As with so many other figments of the liberal imagination, this image may tell you something about how liberals think but it tells you nothing about how conservatives think. In reality, conservatives oppose excessive government taxes and regulations because we know full well that many business executives are incompetent, ignoble, and ignorant – and that politicians and regulators, being fellow human beings, are equally likely to be incompetent, ignoble, and ignorant.

That is, modern-day conservatives don’t believe that free markets produce perfection. We believe that human perfection is impossible, and that attempts by very-human central planners to engineer such perfection are likely to produce worse results than free markets do.

In the timely case of North Carolina’s economic woes, for example, it would be wise for state policymakers not to imagine themselves to be more competent, more noble, and more knowledgeable than are the entrepreneurs, investors, and business executives they may seek to order around. Such political hubris is unjustified, given the recent failures of crony capitalism at home and abroad, and will only sow the seeds of future economic-development fiascos.

State leaders can certainly do many things to make North Carolina a more attractive place to live, work, invest, and start businesses. But they shouldn’t try to determine where people will live, how they will work, what they will invest in, and which businesses they will start.

This is not some abstract economic theory. This is basic economic reality. It is virtually impossible to forecast with accuracy which individuals, firms, or industries will prosper in 10 or 20 years. Many forecasters have embarrassed themselves over the years trying to do just that, and many investors have lost big betting on their feckless forecasts. But at least they were risking their own money, not the taxpayers’ money.
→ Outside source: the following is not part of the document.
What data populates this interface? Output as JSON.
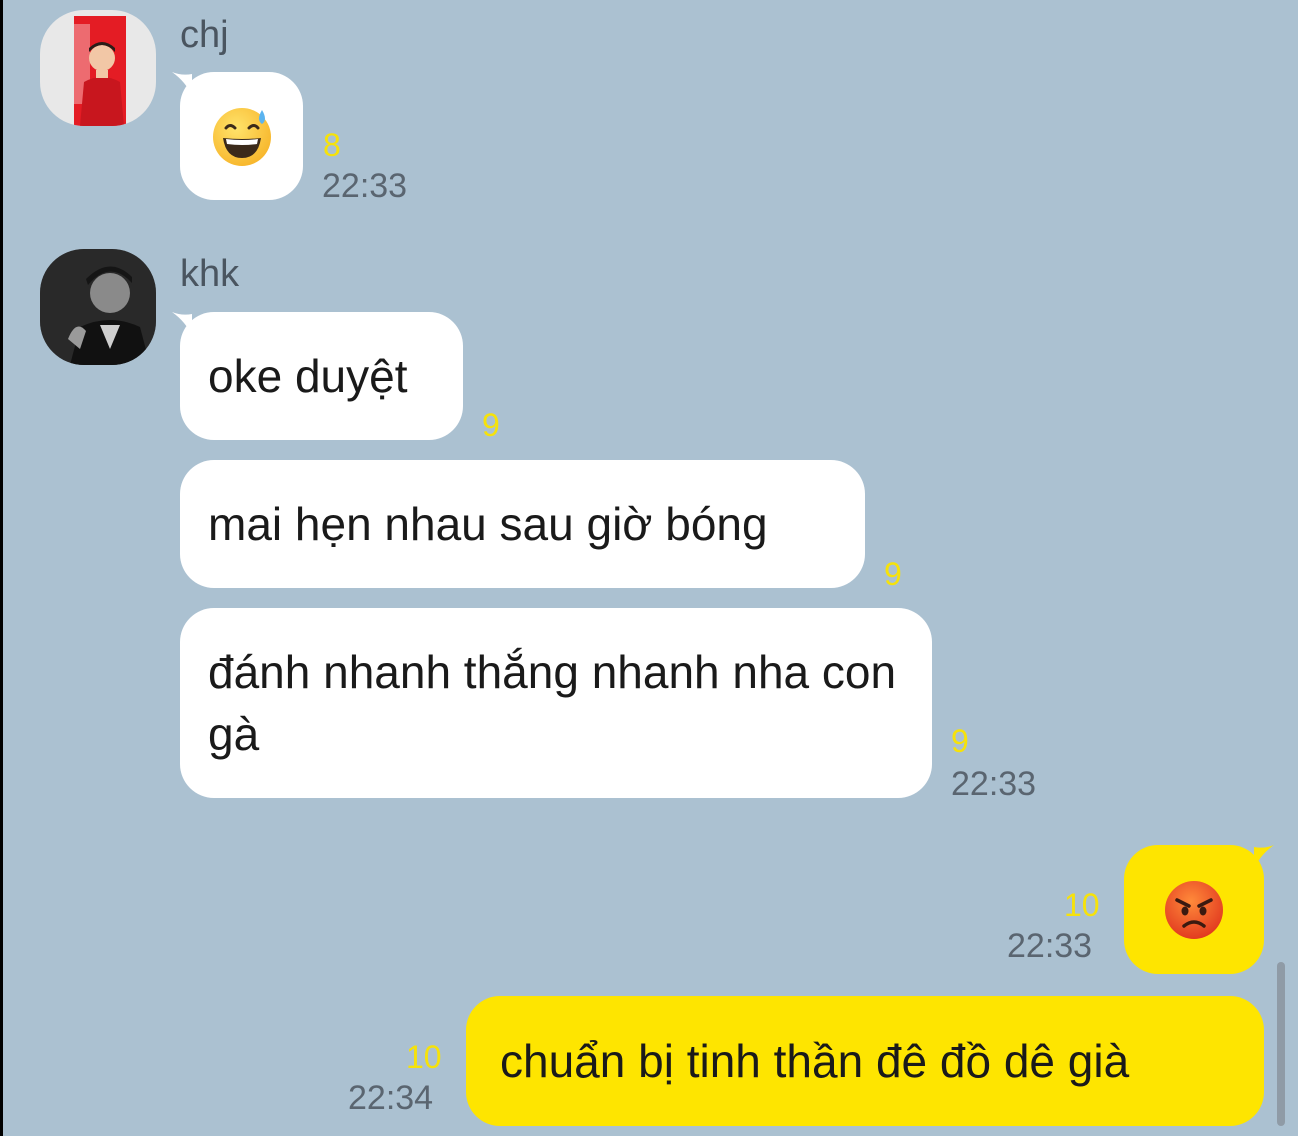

When it comes to creating jobs, it’s not so much big businesses or small businesses that do most of the hiring – it’s high-growth businesses, big or small, most recently created. By definition, it would be impossible for would-be government “investors” to know ahead of time which businesses will grow rapidly. To attempt to do so is to pan for fool’s gold.
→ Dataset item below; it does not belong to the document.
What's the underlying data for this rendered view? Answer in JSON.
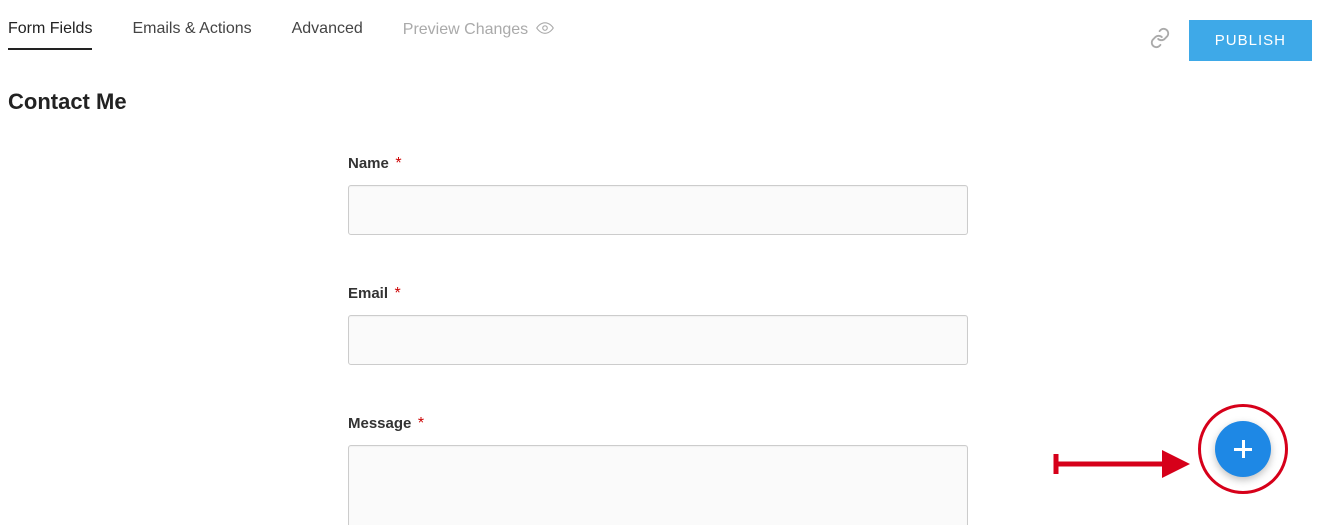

The willingness to start new ventures – to risk time, money, and reputation on an enterprise with an uncertain future – seems to be a strong predicator of the success or failure of state economies. Several recent studies have shown that entrepreneurship is highly correlated with economic growth. Southern Illinois University economist R.W. Hafer, for example, used a state-by-state index produced by the Kauffman Foundation to explore the relationship between entrepreneurship and economic performance. The higher a state’s index rating, Hafer wrote in a September 2011 paper, the better the state’s economy performed in job creation and growth rate.

Unfortunately, North Carolina isn’t exactly a standout when it comes to attracting entrepreneurs and investors. While the Kauffman Foundation rated our state about average in entrepreneurial activity during 1997-99 period, North Carolina ranked below average during the more recent 2007-09 period the Foundation studied.

What would make our state more hospitable to job-creating entrepreneurs? A 2005 study by Indiana University professor Steven Kreft and University of West Virginia professor Russell Sobel concluded that measures of economic freedom exhibit a strong relationship to entrepreneurship. “Put simply,” they wrote, “an environment of low taxes, low regulations, and secure private property rights is what is necessary to encourage the entrepreneurial activity that is vital to produce economic growth.”

That’s not to say the other factors don’t matter. Skilled workers and good infrastructure are valuable to many firms, though the level of government expenditure is not necessarily correlated with the quality of either human or physical capital. Other factors largely or wholly outside of the control of policymakers, such as climate and demography, are also important.

But the bottom line is that if politicians want to make North Carolina more congenial to job creation, they will have to make North Carolina more congenial to job creators – whose names politicians will rarely know ahead of time.

Hood is president of the John Locke Foundation.